Bzr development stopped
Martin Pool
mbp at sourcefrog.net
Fri Sep 14 00:56:33 UTC 2012
On 14 September 2012 04:55, Brian de Alwis <briandealwis at gmail.com> wrote:
> On 12-Sep-2012, at 11:29 AM, Toshio Kuratomi wrote:
>> Writing test cases, as he points out, are one of the
>> areas with a learning curve.
>
> FWIW: the run_bzr and run_script style of tests are really easy to set up. And I'm a total Python n00b. For example:
>
> def test_tiplog_limit(self):
> tree = self.make_branch_and_tree('.')
> tree.commit('message1', rev_id='rev-id')
>
> self.run_script("""
> $ bzr tiplog --date-format=X --limit 1 --show-ids
> X tip:0 rev-id jrandom at example.com [commit] message1
> """)
>
> Neil's bzr-colo tests were handy references.

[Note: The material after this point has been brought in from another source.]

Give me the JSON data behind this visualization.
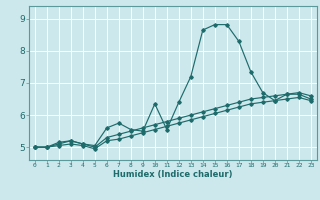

This is a really interesting point. I think we were right to
generally want to have tests for all changes, considering the
importance of bzr being reliable, but it was also a barrier to people
getting their first change in.
It's not so hard to add integration-type tests now: Vincent and I did
want to make it so that people who could just demonstrate the bug on
the command line could also write a test for it, and I'm glad you feel
we succeeded. On the other hand, shell-like tests are a reasonably
recent addition (2010?).
Even now the initialization of state for the tests is not as
straightforward as I would like.
There was some feeling that just having an integration test is ugly
and bad for code health. I see the point but you have to consider the
costs; for beginning patches I would rather have an integration test
than no fix or no test. Perhaps in part this was a reaction to very
early bzr having far too many integration tests (I think there's still
an ugly_tests module.)
Once we added the patch pilot process (2008?), part of that was that
the pilot would if necessary write the tests to get the fix landed.
Sometimes even the experienced pilots found it hard to write those
tests and they didn't always get around to it promptly.